Move constructor and move operator will bind to an R-value reference if the move constructor or move operators are available. Conversely, if those functions which declare to not throw anything do end up throwing something then the result is std::terminate.
The only things that determine whether to use a move or copy is whether the reference is an R-value and whether the source or destination is const.
You can declare a {const R-value move operator (not a constructor) for the left-hand} and/or {const R-value move operator or constructor for the right-hand side} of the argument. But you won't be able to modify anything not marked mutable. You shouldn't do that though: that's a sure way to summon nasal demons. That said, I see it fairly often from less experience engineers, particularly when copy-pasting a copy operator intending to modify it for a move operator.
I have a hard time thinking of C++ and the STL as separate. Even our internal utilities and such tend to be STL-like although often with safer defaults.
There are still issues (the iterator API used by for(:) is very hard to make safe without terrible perf issues, though I was looking at this recently and the compilers are doing much better than they used to).
Things like unique_ptr and shared_ptr do not meaningfully improve the security of c++ despite being presented as if they did (all serious c++ projects already had smart pointers before the stl finally built them in so presenting them as a security improvement is disingenuous), and because of the desire to have shared_ptr be noninvasive it’s strictly worse than most other shared ownership smart pointers I’ve used.
The TLDR is: Using `move_if_noexcept` instead of plain old `move` can help you provide the "strong exception guarantee." For what _that_ is, see cppreference: https://en.cppreference.com/w/cpp/language/exceptions#Except...
and/or the paper by Dave Abrahams that introduced the term, "Exception-Safety in Generic Components: Lessons Learned from Specifying Exception-Safety for the C++ Standard Library." https://www.boost.org/community/exception_safety.html
> Is it something like prefer no throw copy constructor over “throwing” move?
Almost. If move won't throw (or if copy isn't possible), we'll move. But given a choice between a throwing move and any kind of copy, we'll prefer copy, because copy is non-destructive of the original data: if something goes wrong, we can roll back to the original data. If the original data's been moved-from, we can't.
Regarding your question, nothrow operations are essential to maintaining invariants. And maintaining invariants is how you make code correct in a world where UB exists.

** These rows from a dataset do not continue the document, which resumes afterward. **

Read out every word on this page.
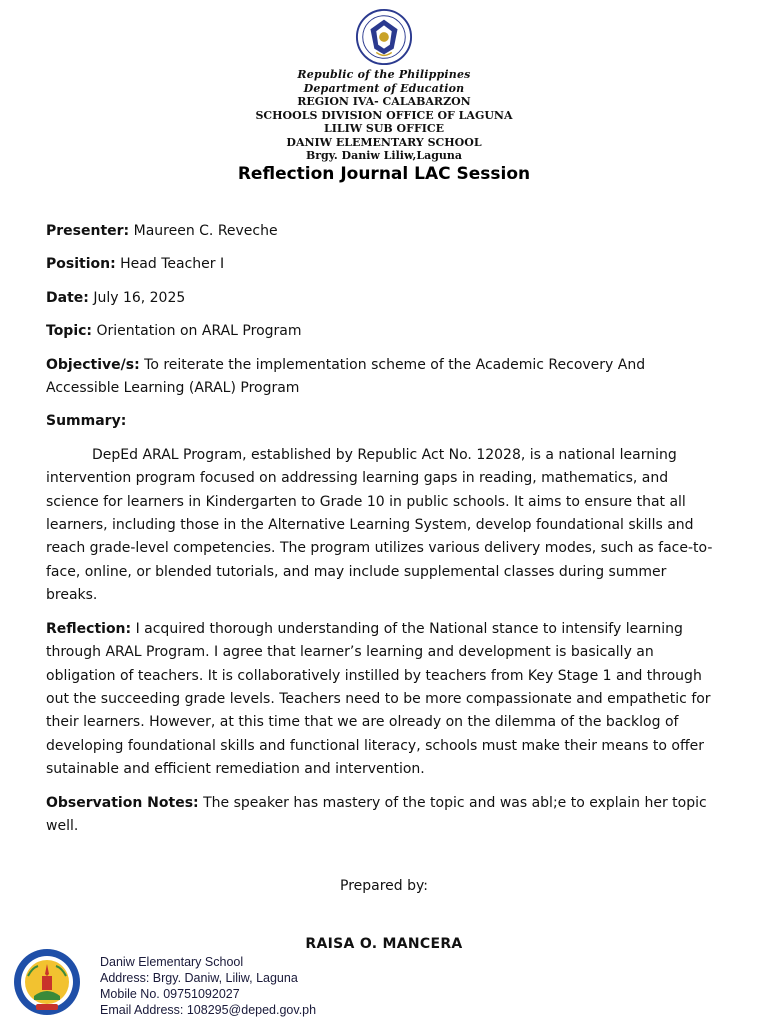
Republic of the Philippines
Department of Education
REGION IVA- CALABARZON
SCHOOLS DIVISION OFFICE OF LAGUNA
LILIW SUB OFFICE
DANIW ELEMENTARY SCHOOL
Brgy. Daniw Liliw,Laguna
Reflection Journal LAC Session

Presenter: Maureen C. Reveche

Position: Head Teacher I

Date: July 16, 2025

Topic: Orientation on ARAL Program

Objective/s: To reiterate the implementation scheme of the Academic Recovery And Accessible Learning (ARAL) Program

Summary:

DepEd ARAL Program, established by Republic Act No. 12028, is a national learning intervention program focused on addressing learning gaps in reading, mathematics, and science for learners in Kindergarten to Grade 10 in public schools. It aims to ensure that all learners, including those in the Alternative Learning System, develop foundational skills and reach grade-level competencies. The program utilizes various delivery modes, such as face-to-face, online, or blended tutorials, and may include supplemental classes during summer breaks.

Reflection: I acquired thorough understanding of the National stance to intensify learning through ARAL Program. I agree that learner’s learning and development is basically an obligation of teachers. It is collaboratively instilled by teachers from Key Stage 1 and through out the succeeding grade levels. Teachers need to be more compassionate and empathetic for their learners. However, at this time that we are olready on the dilemma of the backlog of developing foundational skills and functional literacy, schools must make their means to offer sutainable and efficient remediation and intervention.

Observation Notes: The speaker has mastery of the topic and was abl;e to explain her topic well.

Prepared by:
RAISA O. MANCERA
Daniw Elementary School
Address: Brgy. Daniw, Liliw, Laguna
Mobile No. 09751092027
Email Address: 108295@deped.gov.ph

The problem with this flavour of UB being a programmer's promise "this is fine, trust me, no run-time checks needed" to the compiler is that a) it's made by the programmer by omitting said run-time checks ― and that often happens accidentally, not intentionally; b) the compilers are really bad at pointing out to the programmer places where they took advantage of such promises, which really complicates the task of writing conforming programs. Every time I add two int's, I promise to the compiler that an overflow won't happen: and of course, the moment an UB happens, all invariants cease to hold, so trying to find the initial bug where you've accidentally broke one of invariants turns into a nightmare.